My grandfather herded sheep for almost 40 years. He never told his children what he went through. Every account I’ve heard of my grandfather is that he was a man of few words. Betzi’s father kept his experience to himself as well. I have no doubt these two men — from two different countries and two different ages — had the same motivations for their silence.

So of course you grow up and think nothing of what your forebears went through. You put decals of cartoon sheep on your car as a nod to your past without any thought to the real, actual, still-roving bands of smelly, noisy sheep. You celebrate your immigrant past, understanding vaguely that the work was tough, but boy were your ancestors tougher. Your cultural pride is simultaneously puffed up while ignoring the terrible realities of the immigrant experience.
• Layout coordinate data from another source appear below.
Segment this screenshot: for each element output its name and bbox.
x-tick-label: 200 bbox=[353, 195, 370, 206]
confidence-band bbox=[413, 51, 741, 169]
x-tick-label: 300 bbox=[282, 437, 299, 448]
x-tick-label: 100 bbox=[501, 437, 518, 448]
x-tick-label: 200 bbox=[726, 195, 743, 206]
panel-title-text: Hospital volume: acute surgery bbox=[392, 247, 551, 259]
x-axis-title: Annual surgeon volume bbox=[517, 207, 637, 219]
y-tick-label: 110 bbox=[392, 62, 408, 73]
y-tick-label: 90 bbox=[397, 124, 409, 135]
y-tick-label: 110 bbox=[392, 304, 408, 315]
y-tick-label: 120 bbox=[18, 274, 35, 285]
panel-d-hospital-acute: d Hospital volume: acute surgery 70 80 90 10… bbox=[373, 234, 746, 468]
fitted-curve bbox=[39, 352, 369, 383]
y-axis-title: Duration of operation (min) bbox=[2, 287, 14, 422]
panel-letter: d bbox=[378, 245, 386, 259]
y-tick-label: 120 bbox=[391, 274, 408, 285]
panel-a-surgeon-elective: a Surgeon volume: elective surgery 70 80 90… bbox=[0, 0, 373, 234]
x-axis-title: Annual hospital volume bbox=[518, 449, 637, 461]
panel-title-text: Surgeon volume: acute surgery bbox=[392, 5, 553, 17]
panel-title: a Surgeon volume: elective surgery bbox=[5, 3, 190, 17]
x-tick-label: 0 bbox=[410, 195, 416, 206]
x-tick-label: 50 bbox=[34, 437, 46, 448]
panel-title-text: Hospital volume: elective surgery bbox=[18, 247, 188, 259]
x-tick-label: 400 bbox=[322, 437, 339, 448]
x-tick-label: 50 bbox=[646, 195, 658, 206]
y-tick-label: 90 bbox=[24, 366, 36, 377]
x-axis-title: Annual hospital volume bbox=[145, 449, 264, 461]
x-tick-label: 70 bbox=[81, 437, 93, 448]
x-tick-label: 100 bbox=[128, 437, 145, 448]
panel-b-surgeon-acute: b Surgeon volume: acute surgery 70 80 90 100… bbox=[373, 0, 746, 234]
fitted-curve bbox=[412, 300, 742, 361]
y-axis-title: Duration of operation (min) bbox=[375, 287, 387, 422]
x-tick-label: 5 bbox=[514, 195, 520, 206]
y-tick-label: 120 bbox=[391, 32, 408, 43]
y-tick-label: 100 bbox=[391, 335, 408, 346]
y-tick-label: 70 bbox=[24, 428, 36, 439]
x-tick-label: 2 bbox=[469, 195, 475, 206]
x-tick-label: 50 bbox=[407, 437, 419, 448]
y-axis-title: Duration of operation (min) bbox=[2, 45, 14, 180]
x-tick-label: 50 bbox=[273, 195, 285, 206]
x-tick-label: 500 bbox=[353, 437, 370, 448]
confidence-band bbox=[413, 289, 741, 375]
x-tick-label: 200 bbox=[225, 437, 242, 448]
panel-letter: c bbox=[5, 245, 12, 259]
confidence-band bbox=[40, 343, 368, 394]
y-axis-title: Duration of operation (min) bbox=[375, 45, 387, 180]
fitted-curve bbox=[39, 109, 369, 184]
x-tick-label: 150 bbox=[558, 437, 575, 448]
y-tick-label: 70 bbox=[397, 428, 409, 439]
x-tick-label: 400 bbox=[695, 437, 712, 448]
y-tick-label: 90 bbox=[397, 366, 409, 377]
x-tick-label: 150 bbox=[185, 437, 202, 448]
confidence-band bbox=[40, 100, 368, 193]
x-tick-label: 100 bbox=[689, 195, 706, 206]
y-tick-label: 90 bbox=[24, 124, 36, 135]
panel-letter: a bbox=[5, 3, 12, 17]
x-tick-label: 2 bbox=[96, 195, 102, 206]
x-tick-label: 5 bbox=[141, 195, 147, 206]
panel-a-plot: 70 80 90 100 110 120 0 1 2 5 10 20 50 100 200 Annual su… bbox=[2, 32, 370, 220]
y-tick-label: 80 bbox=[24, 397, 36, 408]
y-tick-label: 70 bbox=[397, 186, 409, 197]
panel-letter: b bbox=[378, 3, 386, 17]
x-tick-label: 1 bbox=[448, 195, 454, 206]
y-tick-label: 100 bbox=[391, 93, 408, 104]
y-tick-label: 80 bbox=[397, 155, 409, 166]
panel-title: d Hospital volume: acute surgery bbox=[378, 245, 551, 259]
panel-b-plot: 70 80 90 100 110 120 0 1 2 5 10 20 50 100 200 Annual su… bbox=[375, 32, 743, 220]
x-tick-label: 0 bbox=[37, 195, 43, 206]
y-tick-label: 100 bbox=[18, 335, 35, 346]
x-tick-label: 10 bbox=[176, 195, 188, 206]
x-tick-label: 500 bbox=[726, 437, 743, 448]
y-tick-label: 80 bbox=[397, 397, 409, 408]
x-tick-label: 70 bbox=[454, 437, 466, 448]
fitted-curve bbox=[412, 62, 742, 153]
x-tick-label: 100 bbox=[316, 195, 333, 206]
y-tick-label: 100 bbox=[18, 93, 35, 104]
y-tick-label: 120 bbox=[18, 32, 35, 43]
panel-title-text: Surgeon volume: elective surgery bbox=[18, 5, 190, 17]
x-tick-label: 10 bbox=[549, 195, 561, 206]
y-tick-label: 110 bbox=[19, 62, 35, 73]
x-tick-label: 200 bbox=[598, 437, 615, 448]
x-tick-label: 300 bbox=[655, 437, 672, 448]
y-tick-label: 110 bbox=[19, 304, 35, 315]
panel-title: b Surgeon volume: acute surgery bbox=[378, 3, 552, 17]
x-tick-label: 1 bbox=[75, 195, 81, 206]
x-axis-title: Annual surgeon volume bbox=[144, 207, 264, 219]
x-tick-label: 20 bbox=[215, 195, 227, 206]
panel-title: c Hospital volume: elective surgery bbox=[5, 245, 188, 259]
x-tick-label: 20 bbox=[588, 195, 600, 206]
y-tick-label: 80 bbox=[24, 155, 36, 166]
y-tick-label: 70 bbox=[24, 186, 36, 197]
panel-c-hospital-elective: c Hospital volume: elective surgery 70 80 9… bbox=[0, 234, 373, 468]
And there lies the really ugly truth I learned from my day with Betzi. My grandfather, Joaquin, worked the same job that Cesar, Jose, Julio, Walser, and the rest of these Peruvian herders work today. They’re hiking up and down the same mountain trails. Yet despite that shared labor and hardship, the present-day realities of this new ethnic group are totally invisible to my Basque community. We’ve moved on with lives of privilege and opportunity. We have forgotten these men, who for any other string of occurrences would be our own fathers, grandfathers, and selves.

I left the shoot with Betzi and the herders with my head hung low. My parents had joined me, and we spent the bumpy drive home in reflection — what could we do for these herders, whose experience is so similar to our own family’s? We brainstormed collection drives for medical supplies, a Christmastime get-together, collaboration with cultural groups, but the larger truth loomed.

We live in a country built up from a collection of immigrant experiences, each swirling and mixing within the great American experiment. This is a country where the trauma of one immigrant’s arrival to America paves the way for the next generation’s improvement, a country where that trauma is glossed over for the next generation’s ease. So we forget what came before us. We ignore what’s happening around us. We forget to look back, reach back, support and love the immigrants among us.

I’m so proud of my family’s history and efforts to make it in America, but seeing that history reflected in the present day made me recommit to that call from Christ to welcome the refugee (Matthew 25:35-36). If you are an American, I guarantee your own family’s experience is reflected out there somewhere — the isolation, the backbreaking labor, the hope that it’s all worth it. So go and find it, embrace it, support it. Your past is their present. Let them have a similar future.

This author explored his ancestors' past and learned something fascinating about immigrant labor. Here the author stands with the Peruvian sheepherders he met in Idaho.